D'où la teinte douce amère qui accompagne la dégringolade artistique et sociale de “George Valentin”, et les doutes et le chagrin qui escortent la montée au firmament de “Peppy Miller”.
“J'ai fait beaucoup d'emprunts, de citations, d'hommages et quelques vols purs et simples” aux grands anciens, confie le cinéaste.
“Moi aussi, j'ai fait les poches de Gene Kelly”, renchérit Jean Dujardin: avec Bérénice Béjo, il a pris des cours de claquettes pendant près de six mois pour la scène de la fin, clin d'oeil à “Chantons sous la Pluie”: “On ne voulait surtout pas se faire doubler. On a fait 17 prises et c'est la 11e qui était la bonne”, a insisté la jeune femme, qui s'est par ailleurs imposé le visionnage de centaines de scènes de Joan Crawford, Gloria Swanson ou Marlène Dietrich - dont elle a étudié les clins d'oeil.

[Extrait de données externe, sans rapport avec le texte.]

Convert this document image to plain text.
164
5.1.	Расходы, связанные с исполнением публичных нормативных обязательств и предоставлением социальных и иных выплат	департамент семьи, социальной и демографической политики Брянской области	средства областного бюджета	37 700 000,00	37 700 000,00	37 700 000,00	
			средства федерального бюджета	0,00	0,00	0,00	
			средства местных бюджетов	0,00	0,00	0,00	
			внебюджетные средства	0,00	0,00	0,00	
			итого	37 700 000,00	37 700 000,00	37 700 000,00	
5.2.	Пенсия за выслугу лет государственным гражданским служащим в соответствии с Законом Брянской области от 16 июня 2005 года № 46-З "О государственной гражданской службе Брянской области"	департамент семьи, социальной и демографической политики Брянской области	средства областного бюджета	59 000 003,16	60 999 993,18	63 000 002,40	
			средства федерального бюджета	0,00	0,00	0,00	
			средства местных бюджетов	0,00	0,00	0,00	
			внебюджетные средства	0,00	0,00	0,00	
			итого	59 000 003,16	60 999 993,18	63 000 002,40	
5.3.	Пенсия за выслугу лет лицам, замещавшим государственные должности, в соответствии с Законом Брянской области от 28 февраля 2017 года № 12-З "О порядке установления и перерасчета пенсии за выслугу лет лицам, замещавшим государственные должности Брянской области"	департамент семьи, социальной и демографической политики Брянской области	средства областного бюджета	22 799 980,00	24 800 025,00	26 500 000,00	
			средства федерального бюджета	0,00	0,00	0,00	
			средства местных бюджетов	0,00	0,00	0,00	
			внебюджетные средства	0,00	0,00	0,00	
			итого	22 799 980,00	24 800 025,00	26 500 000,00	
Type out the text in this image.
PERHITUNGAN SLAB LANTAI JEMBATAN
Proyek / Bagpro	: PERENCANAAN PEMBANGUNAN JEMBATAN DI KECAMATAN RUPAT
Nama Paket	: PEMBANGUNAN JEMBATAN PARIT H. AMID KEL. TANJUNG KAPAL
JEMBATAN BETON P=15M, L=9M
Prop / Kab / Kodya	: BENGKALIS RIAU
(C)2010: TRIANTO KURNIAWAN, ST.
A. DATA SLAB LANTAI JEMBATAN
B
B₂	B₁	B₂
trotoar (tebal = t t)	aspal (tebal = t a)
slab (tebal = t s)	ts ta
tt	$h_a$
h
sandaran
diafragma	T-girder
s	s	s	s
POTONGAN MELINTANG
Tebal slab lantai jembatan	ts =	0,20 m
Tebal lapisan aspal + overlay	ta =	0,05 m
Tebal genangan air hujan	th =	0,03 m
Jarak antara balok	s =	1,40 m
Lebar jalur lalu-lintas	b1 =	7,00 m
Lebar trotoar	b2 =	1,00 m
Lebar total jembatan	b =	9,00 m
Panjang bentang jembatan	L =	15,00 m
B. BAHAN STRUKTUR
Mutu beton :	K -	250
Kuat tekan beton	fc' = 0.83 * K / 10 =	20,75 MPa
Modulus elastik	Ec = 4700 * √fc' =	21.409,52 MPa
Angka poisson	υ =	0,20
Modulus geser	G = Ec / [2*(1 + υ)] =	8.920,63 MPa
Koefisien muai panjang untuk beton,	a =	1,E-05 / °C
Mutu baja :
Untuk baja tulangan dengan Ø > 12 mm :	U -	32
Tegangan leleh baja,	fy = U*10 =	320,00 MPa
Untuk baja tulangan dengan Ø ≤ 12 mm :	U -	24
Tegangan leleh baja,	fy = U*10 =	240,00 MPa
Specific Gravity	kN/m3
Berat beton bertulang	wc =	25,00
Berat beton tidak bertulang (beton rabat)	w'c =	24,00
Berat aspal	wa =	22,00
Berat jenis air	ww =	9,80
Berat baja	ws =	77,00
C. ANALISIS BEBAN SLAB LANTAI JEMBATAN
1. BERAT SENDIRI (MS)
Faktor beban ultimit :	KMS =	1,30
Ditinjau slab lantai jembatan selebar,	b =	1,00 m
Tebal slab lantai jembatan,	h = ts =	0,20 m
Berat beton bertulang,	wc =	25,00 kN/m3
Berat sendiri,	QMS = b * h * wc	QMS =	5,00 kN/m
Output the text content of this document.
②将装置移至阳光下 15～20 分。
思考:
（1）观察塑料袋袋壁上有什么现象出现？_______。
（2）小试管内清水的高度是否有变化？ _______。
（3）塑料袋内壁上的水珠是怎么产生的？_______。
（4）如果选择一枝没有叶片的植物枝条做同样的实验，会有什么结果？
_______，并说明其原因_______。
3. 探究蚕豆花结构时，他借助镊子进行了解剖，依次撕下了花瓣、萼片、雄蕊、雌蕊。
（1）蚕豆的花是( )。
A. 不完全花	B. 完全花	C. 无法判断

L'image a été travaillée avec un soin infini pour un rendu noir et blanc où chaque ombre, chaque cadre a été réfléchi et exigé par le réalisateur, qui explique aussi avoir “tourné en 22 images/secondes, soit un léger accéléré, pour restituer la saveur des années 20”.
Pour autant, “The Artist” n'est pas une excursion au musée du cinéma: “C'est une comédie populaire, pas un exercice de style”, souligne Hazanavicius, qui s'est offert un vrai plaisir de cinéphile en tournant à Hollywood “dans le lit de Marie Pickford, le studio de Charlie Chaplin, le cinéma de l'avant-première des +Temps Modernes+”...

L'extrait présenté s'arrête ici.